などと批判的な声が漏れてしまうのでしょう。
カモミールを植えてはいけない場所4選
カモミールは適した環境に植えないと、花が咲かないばかりか、枯れてしまうことがあります。
また、隣家に迷惑をかける恐れもあります。
そんなカモミールを植えてはいけない4つの場所がこちら。
- 日当たりが良すぎる場所
- 水はけが悪い土壌
- 風通しが悪い環境
- 隣家との境界付近
日当たりが良すぎる場所
カモミールの生育にはもちろん日照が必要です。
しかし、カモミールの原産地は北ヨーロッパから西アジアであり、日本の夏の強い日差しにはダメージを受けます。
夏のカンカン照りにさらされると、最悪枯れてしまうことも……。
午後の日差しが照りつける場所は避けるか、いっそ鉢植えにして夏の間だけ日陰に移動させるのがベストです。
水はけが悪い土壌
カモミールはつねに土が湿っているようなジメジメした土壌を嫌います。
そのような土壌では元気に育たないばかりか、根腐れして枯れてしまうケースも……。
地植えにする際には土を掘り起こし、土壌改良材などを混ぜ込んで水はけよい土壌に改良するようにしましょう。
地面より一段高くした花壇を作ると、より水はけがよくなりますよ。
風通しが悪い環境
カモミールを風通しが悪い環境に植えると、蒸れて枯れるリスクのほか、アブラムシなどの害虫が発生しやすくなります。
他の植物とは一定の距離を空けて植えるなど、風通しがよい環境を作り、それを維持するようにしたいですね。
隣家との境界付近
隣家との境界近くにカモミールを植えると、こぼれ種が飛んでいったり、柵がない場合は越境して進出する恐れがあります。
あまり境界ギリギリに植えるのは避け、隣家に影響を与えないように心がけたいところです。
カモミールを庭で安全に育てる4つのポイント
カモミールを自宅の庭で育てる際に、気をつけたいポイントがこちらの4点です。
- 庭や用途に合った品種を選ぶ
- 適度に剪定をして成長をコントロールする
- 咲き終わった花は種をつけるまえに摘む
庭や用途に合った品種を選ぶ
カモミールティーを味わいたいなら、ジャーマンカモミール。
ただし、草丈が高くなるので、他の植物に干渉しない場所を選んで植える必要があります。

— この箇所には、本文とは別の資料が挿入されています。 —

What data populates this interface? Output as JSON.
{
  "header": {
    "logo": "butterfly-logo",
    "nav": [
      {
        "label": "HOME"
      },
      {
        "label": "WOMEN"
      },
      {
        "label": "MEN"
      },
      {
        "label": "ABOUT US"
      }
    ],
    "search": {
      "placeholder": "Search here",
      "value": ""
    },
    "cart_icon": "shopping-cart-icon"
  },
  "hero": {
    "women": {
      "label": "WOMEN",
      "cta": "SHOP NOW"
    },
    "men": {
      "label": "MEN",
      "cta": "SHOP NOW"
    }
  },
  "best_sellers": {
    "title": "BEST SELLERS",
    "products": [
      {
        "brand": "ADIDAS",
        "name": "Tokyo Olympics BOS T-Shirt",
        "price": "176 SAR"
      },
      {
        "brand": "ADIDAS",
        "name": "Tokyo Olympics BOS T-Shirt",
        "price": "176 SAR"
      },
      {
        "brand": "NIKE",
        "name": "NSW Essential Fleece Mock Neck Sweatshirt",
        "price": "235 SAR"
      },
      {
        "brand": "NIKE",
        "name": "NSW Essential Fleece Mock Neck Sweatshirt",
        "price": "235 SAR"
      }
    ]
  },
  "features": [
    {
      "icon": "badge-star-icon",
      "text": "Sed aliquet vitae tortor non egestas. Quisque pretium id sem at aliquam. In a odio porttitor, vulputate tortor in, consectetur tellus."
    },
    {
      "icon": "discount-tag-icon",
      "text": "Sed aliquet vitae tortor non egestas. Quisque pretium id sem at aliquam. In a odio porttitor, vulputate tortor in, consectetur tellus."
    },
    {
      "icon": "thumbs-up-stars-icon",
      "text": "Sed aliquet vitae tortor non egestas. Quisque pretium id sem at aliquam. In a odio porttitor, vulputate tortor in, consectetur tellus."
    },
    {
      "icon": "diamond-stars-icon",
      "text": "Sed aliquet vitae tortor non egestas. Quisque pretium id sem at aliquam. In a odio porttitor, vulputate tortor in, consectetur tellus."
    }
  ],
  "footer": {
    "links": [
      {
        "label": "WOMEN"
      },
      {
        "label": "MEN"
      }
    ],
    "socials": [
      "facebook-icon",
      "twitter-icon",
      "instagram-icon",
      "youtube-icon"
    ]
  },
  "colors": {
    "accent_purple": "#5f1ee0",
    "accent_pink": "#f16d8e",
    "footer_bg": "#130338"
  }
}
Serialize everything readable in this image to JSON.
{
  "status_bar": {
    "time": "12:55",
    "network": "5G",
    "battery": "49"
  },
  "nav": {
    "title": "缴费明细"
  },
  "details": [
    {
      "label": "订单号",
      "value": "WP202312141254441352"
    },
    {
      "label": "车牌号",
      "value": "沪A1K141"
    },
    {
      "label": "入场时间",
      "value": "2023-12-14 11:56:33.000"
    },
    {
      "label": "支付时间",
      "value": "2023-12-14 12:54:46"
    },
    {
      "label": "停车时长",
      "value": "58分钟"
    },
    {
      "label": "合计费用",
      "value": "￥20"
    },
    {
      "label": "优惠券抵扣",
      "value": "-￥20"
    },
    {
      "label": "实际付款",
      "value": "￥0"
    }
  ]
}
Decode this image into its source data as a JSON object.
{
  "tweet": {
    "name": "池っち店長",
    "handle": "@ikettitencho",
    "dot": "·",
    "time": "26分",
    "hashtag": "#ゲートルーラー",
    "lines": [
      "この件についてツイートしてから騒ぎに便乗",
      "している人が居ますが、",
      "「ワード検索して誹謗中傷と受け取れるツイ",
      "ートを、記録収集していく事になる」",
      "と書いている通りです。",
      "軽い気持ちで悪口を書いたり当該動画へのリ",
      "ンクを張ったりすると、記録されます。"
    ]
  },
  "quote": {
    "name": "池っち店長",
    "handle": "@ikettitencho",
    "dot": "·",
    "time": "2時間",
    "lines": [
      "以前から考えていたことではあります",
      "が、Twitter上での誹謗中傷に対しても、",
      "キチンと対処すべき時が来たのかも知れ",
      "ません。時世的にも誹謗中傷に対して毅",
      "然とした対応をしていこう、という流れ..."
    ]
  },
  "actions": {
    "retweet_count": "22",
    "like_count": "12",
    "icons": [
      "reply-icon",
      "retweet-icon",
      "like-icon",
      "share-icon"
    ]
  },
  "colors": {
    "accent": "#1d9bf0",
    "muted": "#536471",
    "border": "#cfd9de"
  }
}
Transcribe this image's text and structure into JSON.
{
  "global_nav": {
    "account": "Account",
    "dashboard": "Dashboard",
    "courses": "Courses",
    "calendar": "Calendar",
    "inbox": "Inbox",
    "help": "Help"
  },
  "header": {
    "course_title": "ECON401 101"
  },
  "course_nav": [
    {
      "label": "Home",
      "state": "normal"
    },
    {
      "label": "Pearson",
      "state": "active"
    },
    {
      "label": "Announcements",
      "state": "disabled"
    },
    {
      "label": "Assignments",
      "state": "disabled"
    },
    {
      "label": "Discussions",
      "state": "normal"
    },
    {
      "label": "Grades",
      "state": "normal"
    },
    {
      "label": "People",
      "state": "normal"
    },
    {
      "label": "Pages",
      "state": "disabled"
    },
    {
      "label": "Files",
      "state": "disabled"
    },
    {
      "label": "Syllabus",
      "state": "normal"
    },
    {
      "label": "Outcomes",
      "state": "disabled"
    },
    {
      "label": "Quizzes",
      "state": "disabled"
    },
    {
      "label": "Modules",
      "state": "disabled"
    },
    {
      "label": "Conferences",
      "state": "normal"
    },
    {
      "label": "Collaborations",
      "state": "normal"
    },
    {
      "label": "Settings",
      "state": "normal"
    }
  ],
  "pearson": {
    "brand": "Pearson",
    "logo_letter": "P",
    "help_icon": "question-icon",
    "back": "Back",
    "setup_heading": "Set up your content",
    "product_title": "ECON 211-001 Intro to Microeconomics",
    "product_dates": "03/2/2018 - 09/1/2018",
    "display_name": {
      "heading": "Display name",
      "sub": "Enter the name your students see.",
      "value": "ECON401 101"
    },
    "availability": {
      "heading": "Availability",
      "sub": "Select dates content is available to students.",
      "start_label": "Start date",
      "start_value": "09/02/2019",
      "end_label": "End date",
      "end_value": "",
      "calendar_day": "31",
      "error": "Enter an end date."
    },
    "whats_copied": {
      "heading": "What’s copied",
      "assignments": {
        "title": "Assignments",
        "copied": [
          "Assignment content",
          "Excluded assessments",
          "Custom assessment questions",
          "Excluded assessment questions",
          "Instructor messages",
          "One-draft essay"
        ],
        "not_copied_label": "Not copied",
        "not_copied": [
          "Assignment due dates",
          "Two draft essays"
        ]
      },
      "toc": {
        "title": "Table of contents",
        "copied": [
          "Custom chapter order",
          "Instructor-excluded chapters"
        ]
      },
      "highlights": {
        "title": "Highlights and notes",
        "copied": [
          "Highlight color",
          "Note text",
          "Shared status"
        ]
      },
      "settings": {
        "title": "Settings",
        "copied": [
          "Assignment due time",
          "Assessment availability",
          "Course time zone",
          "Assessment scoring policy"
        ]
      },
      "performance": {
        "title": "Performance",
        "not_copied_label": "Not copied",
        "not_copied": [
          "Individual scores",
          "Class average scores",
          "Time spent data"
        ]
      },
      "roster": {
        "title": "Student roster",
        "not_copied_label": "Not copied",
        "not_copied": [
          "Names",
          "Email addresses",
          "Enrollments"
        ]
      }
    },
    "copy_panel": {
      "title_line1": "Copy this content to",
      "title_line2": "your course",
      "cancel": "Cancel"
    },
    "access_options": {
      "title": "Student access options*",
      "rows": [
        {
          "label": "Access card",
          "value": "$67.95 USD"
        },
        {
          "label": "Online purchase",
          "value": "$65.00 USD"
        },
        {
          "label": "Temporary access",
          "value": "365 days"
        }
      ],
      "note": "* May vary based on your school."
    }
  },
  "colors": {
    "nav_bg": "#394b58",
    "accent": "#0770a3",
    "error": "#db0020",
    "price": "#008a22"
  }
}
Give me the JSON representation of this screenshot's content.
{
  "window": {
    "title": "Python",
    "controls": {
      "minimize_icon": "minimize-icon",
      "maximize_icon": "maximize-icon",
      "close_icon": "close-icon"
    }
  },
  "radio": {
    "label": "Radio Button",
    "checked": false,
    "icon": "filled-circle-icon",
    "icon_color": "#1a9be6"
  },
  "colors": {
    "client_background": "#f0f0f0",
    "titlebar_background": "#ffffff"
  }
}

とはいえ、一年草のため間違った場所に植えてしまっても悪影響は長くは続きません。
多年草のグランドカバー的な役割を求めるなら、ローマンカモミール。
一度植えれば数年に渡って繁殖するので、植える場所は慎重に選ぶべきですね。
適度に剪定をして成長をコントロールする
ジャーマンカモミールは、15~20cmの高さまで育ったら、摘心をします。
摘心をすると、株の成長がよくなり花数も増えます。
ローマンカモミールは、花が終わって暑くなる前に、10cmほどの草丈までばっさりと刈り込みをします。
こうすることで夏の暑さによる蒸れを予防できます。
咲き終わった花は種をつけるまえに摘む
ジャーマンカモミールもローマンカモミールも花が終わったら種をつけ、それが「こぼれ種」になります。
こぼれ種の飛散を防ぐために、種を付ける前の段階で花がらを詰んでしまいましょう。
それぞれのカモミールの開花期がこちら。
種類 | 開花期 |
---|---|
ジャーマンカモミール | 3~6月 |
ローマンカモミール | 5~6月 |
ジャーマンカモミールは一年草であり、夏が来る頃には枯れてしまいます。
ですから、花柄摘みをかねて花が終わったあとは根本から引き抜いて処分してしまうの手の一つですね。
まとめ
カモミールを植えてはいけないのは
- こぼれ種で増殖する
- 土に触れた茎から根が生えて広がる
- 害虫を引き寄せる
- アレルギー症状を引き起こす
- 花が少ない/咲かない
この5つの理由(デメリット)があるためでした。
とはいえ、品種を選び適切に管理をすれば、どれも回避可能な欠点ばかり。
おそらく日本人にとってもっとも身近なハーブであり、多くの人が自宅で栽培をして楽しんでいます。
ぜひ、安心してトライしていただきたいですね。